Every Day

I want to quit literally every day. I never intended to be a local advocate (my profession is as a global writer) and I hate it (which is why I’m completing this shift-in-focus starting November 1). I’d like to get to the point with bike riding that I am at with growing healthy food (for which I used to advocate as much as I do for bike stuff now) — it’s just something I do.

But every single time I leave my house on a bicycle, I take my life in my hands and the egregious, pervasive actions that misrepresent actual rubber-hits-the-road safe access by numerous cities throughout Metro Atlanta just keeps getting worse. My local leaders in the City of Dunwoody, in particular, should be ashamed of themselves. I am deeply, deeply disappointed in them because I know them personally and I know they know better.

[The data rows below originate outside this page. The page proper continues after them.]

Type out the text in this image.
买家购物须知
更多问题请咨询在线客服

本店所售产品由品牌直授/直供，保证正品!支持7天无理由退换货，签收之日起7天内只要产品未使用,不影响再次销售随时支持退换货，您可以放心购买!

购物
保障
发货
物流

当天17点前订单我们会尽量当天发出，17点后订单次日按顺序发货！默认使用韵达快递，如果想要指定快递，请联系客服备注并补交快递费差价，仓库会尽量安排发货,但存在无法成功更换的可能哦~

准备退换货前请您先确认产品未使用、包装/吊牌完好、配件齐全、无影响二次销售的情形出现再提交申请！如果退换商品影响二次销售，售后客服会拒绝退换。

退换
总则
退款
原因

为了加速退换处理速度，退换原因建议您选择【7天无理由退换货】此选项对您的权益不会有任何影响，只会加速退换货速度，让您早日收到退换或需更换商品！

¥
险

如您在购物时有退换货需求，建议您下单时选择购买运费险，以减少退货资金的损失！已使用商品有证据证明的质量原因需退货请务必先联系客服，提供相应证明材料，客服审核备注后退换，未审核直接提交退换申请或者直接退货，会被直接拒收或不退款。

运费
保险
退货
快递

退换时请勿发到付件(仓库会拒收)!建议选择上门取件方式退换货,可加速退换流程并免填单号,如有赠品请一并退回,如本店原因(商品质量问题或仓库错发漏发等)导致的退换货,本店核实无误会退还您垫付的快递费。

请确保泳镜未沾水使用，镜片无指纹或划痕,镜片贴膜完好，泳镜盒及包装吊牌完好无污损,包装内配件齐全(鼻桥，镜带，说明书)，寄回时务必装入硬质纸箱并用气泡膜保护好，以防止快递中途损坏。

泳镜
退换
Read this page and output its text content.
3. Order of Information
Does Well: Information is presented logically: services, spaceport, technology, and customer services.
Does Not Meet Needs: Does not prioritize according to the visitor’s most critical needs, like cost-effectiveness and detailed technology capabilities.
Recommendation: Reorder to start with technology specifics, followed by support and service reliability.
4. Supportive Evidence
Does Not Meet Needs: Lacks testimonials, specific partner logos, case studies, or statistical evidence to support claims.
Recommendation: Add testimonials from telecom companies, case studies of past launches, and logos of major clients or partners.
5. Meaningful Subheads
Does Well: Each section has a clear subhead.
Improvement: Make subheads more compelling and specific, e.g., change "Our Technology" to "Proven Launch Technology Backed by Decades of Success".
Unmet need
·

Plus, my Twitter timeline is filled with death, death, and more death of people riding bikes (often children) all over the USA and collectively we can’t seem to turn the tide. (Well, yes we can, but we don’t.)

So I carry my rollerskates with me everywhere now and I make a stop or two every single day (usually right after yet another driver threatens me, or I experience yet another city-led indignity) to re-center joy (in all its conundrum).

And almost every day as well I get a message from someone close to home or around the world telling me that something I said or did or wrote in one of my books made a difference for them — or they need some sort of support that I can provide from my lived and learned experience. And that has been helpful to me. So if that has been you, thank you. It has kept me going for one more day.

And, hopeless optimist that I am (still, despite it all), maybe that one more day will finally, finally be the tipping point.